According to her obituary, she was married to HE Ambassador J. Georges Anoma. She also had a sister named Mrs. Aké.

A newspaper report about a five-week trip she made to Kingston, New York in August 1968, with 11 other African women leaders, states that her husband was, at that time, Secretary General of the Ministry of Foreign Affairs and that the couple had four children. The purpose of the trip was to explore "distaff matters in America and Africa."

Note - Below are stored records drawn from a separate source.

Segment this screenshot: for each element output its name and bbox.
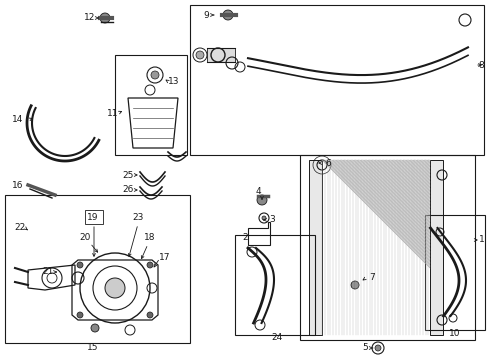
- Text: 7: 7: [368, 274, 374, 283]
- Circle shape: [223, 10, 232, 20]
- Text: 18: 18: [144, 234, 156, 243]
- Circle shape: [374, 345, 380, 351]
- Circle shape: [77, 312, 83, 318]
- Bar: [235, 235, 314, 335]
- Bar: [424, 215, 484, 330]
- Text: 26: 26: [122, 185, 133, 194]
- Circle shape: [147, 312, 153, 318]
- Text: 17: 17: [159, 253, 170, 262]
- Text: 25: 25: [122, 171, 133, 180]
- Bar: [299, 155, 474, 340]
- Text: 13: 13: [168, 77, 180, 86]
- Bar: [206, 48, 235, 62]
- Circle shape: [196, 51, 203, 59]
- Bar: [85, 210, 103, 224]
- Text: 8: 8: [477, 60, 483, 69]
- Text: 9: 9: [203, 10, 208, 19]
- Text: 23: 23: [132, 213, 143, 222]
- Circle shape: [105, 278, 125, 298]
- Text: 21: 21: [42, 267, 54, 276]
- Circle shape: [350, 281, 358, 289]
- Text: 11: 11: [107, 108, 119, 117]
- Circle shape: [100, 13, 110, 23]
- Text: 24: 24: [271, 333, 282, 342]
- Text: 10: 10: [448, 328, 460, 338]
- Text: 14: 14: [12, 116, 23, 125]
- Text: 2: 2: [242, 233, 247, 242]
- Text: 15: 15: [87, 342, 99, 351]
- Text: 6: 6: [325, 158, 330, 167]
- Circle shape: [77, 262, 83, 268]
- Circle shape: [91, 324, 99, 332]
- Text: 4: 4: [255, 188, 260, 197]
- Circle shape: [151, 71, 159, 79]
- Text: 12: 12: [84, 13, 96, 22]
- Circle shape: [262, 216, 265, 220]
- Circle shape: [257, 195, 266, 205]
- Text: 20: 20: [79, 234, 90, 243]
- Bar: [5, 195, 190, 343]
- Bar: [429, 160, 442, 335]
- Text: 1: 1: [478, 235, 484, 244]
- Bar: [308, 160, 321, 335]
- Bar: [190, 5, 483, 155]
- Text: 22: 22: [14, 224, 25, 233]
- Text: 5: 5: [362, 343, 367, 352]
- Text: 16: 16: [12, 180, 24, 189]
- Text: 3: 3: [268, 216, 274, 225]
- Bar: [115, 55, 186, 155]
- Text: 19: 19: [87, 213, 99, 222]
- Circle shape: [147, 262, 153, 268]
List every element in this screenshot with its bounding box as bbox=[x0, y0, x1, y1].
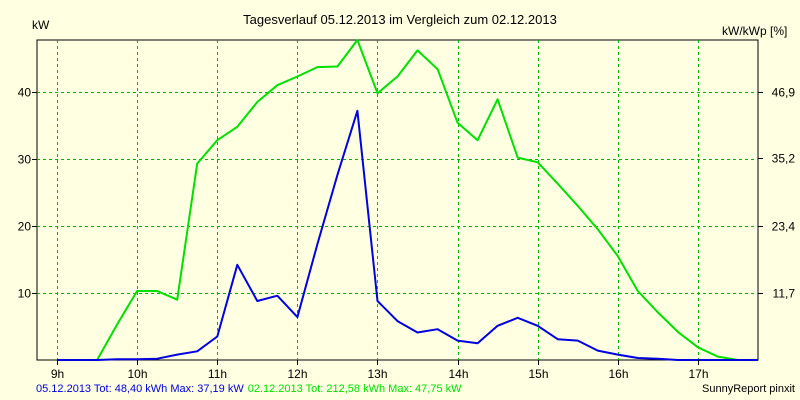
grid bbox=[37, 40, 758, 360]
x-tick-label: 11h bbox=[208, 367, 227, 381]
y-left-tick-label: 20 bbox=[18, 220, 32, 234]
y-right-tick-label: 23,4 bbox=[772, 220, 796, 234]
y-left-tick-label: 10 bbox=[18, 287, 32, 301]
x-tick-label: 15h bbox=[528, 367, 548, 381]
footer-series-2: 02.12.2013 Tot: 212,58 kWh Max: 47,75 kW bbox=[248, 383, 462, 395]
series-line-1 bbox=[57, 109, 758, 361]
x-tick-label: 14h bbox=[448, 367, 468, 381]
footer-credit: SunnyReport pinxit bbox=[702, 383, 795, 395]
x-tick-label: 16h bbox=[608, 367, 628, 381]
footer-series-1: 05.12.2013 Tot: 48,40 kWh Max: 37,19 kW bbox=[36, 383, 244, 395]
y-axis-left-label: kW bbox=[32, 18, 50, 32]
x-tick-label: 10h bbox=[127, 367, 147, 381]
series-line-2 bbox=[57, 39, 758, 361]
series-group bbox=[57, 39, 758, 361]
y-right-tick-label: 11,7 bbox=[773, 287, 796, 301]
footer-summary: 05.12.2013 Tot: 48,40 kWh Max: 37,19 kW 0… bbox=[36, 383, 462, 395]
plot-frame bbox=[36, 39, 759, 361]
y-right-tick-label: 35,2 bbox=[772, 152, 796, 166]
y-left-tick-label: 40 bbox=[18, 86, 32, 100]
y-right-tick-label: 46,9 bbox=[772, 86, 796, 100]
ticks-group: 9h 10h 11h 12h 13h 14h 15h 16h 17h 10 20 30 40 11,7 23… bbox=[18, 86, 796, 382]
y-left-tick-label: 30 bbox=[18, 153, 32, 167]
x-tick-label: 17h bbox=[688, 367, 708, 381]
y-axis-right-label: kW/kWp [%] bbox=[722, 24, 787, 38]
x-tick-label: 12h bbox=[287, 367, 307, 381]
x-tick-label: 9h bbox=[51, 367, 64, 381]
x-tick-label: 13h bbox=[367, 367, 387, 381]
chart-title: Tagesverlauf 05.12.2013 im Vergleich zum… bbox=[243, 12, 557, 27]
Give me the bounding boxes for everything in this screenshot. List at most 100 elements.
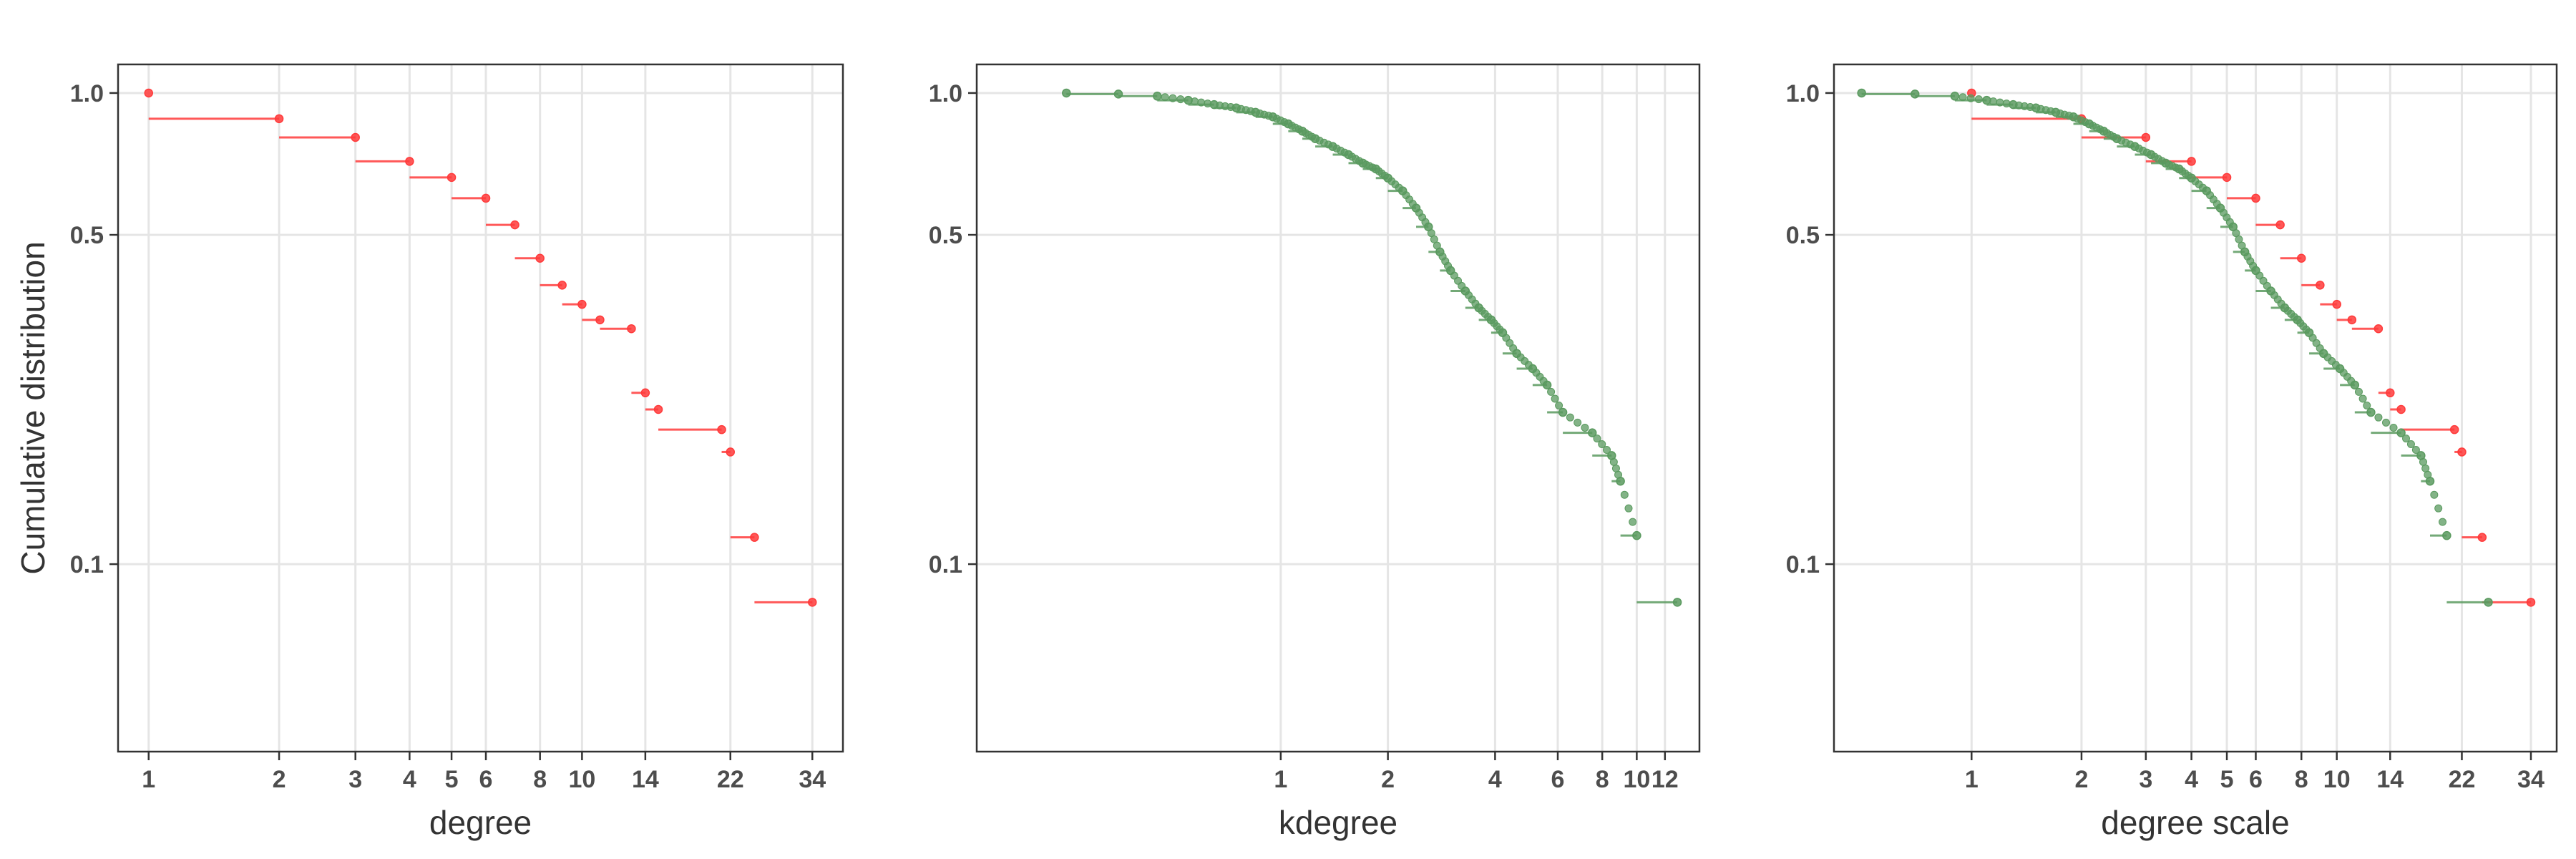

She died in Paris in 2006 and was buried in Abidjan, Ivory Coast. A remembrance ceremony was held at Saint Jacques Church Two Plateaux for Anoma in 2016, 10 years after her death.

== Accomplishments ==

- Dr. Anoma taught at the University of Abidjan, Ivory Coast.
- She was co-author of an article on Ivorian flora that appeared in 1971.
- Politically, along with Jeanne Gervais and Hortense Aka-Anghui, she was one of three women elected to the Ivorian National Assembly immediately after independence; she served as the body's vice-president from 1975 until 1989.
- She was secretary-general of the Association des Femmes Ivoriennes (Association for Ivorian Women) for many years.

== Publication ==

- Kammacher, Paul, Adjanohoun, Edouard, Assi, L Ake, Anoma, Gladys. LA FLORE AGROSTOLOGIQUE DE COTE D'IVOIRE. Mitteilungen der Botanischen Staatssammlung München. 10, 1971, p 30-37. H. Merxmüller. München.